The Ryan/McConnell gambit is truly extraordinary in the degree to which it is tossing aside the norms of the traditional legislation process. The bill–now known as the AHCA–was drafted in secret, with only certain House Republicans allowed to see it last week before its public announcement on Monday. Instead of getting deliberated and revised in House committees for months as was done with the ACA, the bill passed both its key House committees on party-line votes on Thursday, only three days after its unveiling. Next week, the bill will be voted on in the House Budget committee, followed by a vote in the full House by the end of the month. Incredibly, Mitch McConnell has even suggested that he may bring the House bill directly to the Senate floor for a vote, bypassing revisions and votes in the Senate HELP (on which Collins sits) and Finance committees. Finally, the Congressional Budget Office has not even completed its score of the bill to estimate how many people would be covered and at what cost, a step that has historically been fundamental to how bills take shape.
The strategy of racing forward with the bill’s passage is largely because the bill stinks. No one likes it. Even without the official CBO score, the consensus is that it will result in many millions fewer people having health coverage, and that older, poorer, and more rural Americans in particular will be much worse off. Many economists believe the AHCA’s current language will trigger a death spiral in insurance markets. The only people who are better off under the bill are the wealthy, to whom will flow $600 billion in tax cuts.
So where is Collins on all this? She sat with Katie Couric two days after the AHCA bill was released and admitted she “wasn’t crazy about it” but wanted to reassure America that it was very much a “work in progress.” She is clearly hoping to slow the legislative process down and improve the bill, but still seems supportive of repealing the ACA in general, which she falsely suggests is already “in a death spiral in many states” (at 2:20 in the interview). It seems as though she’s sat in so many caucus meetings over the years where she’s been fed negative Republican talking points about the ACA that she’s incapable of seeing it as the largely successful policy it has been. Some reverse-brainwashing from constituents who have benefited from the law is desperately needed.
The good news is that the AHCA is in danger of losing Senators on the right, too, with Paul and Lee signaling displeasure with the bill, Cruz needing serious convincing, and many House Republicans in danger of withdrawing their support if the measure to halt Planned Parenthood funding is removed–something that would likely be necessary to win over Collins and Murkowski. This all means that finding a final bill that 50 Senators will vote for is going to be extremely difficult.

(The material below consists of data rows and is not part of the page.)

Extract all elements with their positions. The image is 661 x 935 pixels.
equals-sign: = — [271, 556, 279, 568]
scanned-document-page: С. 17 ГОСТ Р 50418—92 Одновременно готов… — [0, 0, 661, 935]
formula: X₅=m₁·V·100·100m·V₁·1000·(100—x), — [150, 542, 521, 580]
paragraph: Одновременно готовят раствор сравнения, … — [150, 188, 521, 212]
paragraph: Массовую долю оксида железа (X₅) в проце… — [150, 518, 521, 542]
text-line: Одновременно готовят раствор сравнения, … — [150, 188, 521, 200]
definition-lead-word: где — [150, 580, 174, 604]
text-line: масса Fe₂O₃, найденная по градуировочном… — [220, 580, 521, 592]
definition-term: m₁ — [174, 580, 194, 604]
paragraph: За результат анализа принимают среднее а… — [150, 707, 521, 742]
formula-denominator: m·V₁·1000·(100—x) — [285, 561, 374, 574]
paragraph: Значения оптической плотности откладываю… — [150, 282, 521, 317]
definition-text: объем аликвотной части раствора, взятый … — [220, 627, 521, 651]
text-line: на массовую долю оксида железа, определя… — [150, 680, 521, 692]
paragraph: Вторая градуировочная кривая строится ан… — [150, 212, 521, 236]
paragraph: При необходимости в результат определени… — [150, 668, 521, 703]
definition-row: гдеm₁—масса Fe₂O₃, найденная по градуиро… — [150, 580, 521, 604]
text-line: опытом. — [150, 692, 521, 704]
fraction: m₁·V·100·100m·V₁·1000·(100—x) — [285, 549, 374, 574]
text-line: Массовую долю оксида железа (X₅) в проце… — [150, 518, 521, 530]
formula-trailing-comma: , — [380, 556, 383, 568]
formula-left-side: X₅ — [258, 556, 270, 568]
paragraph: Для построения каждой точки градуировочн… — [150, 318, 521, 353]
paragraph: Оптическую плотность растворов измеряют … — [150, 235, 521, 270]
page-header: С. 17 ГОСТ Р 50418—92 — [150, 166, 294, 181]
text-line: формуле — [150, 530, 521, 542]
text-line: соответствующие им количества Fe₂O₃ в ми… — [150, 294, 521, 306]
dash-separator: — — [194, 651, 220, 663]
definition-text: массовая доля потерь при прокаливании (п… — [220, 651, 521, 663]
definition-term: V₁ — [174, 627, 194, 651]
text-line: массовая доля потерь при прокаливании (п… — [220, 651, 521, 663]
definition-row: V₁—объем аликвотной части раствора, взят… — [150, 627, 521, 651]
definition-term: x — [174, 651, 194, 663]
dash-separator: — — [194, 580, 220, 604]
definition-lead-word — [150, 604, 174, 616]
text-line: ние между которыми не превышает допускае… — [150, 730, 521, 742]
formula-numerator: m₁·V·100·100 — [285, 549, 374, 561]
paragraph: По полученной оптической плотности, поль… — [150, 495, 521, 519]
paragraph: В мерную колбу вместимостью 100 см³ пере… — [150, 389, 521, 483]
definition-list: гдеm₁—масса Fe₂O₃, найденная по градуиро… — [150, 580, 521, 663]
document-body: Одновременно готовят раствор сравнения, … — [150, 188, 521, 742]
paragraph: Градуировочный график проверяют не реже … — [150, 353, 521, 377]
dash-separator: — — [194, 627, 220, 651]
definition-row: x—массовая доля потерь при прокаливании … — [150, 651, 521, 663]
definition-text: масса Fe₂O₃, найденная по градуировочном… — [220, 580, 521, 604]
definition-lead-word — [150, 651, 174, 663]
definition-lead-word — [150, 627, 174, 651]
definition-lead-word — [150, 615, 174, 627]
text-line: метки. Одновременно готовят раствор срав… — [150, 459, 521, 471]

Collins is not likely to take a clear position on the AHCA bill until 1) it’s been scored by the CBO and 2) it’s been passed by the House, both of which will likely occur in the next two weeks. If we can persuade Collins to come out against the AHCA early, the bill will most likely fail, which will in turn grind the Ryan/McConnell/Trump legislative agenda to a halt.
So let’s get to work and start calling on Collins to oppose the AHCA bill!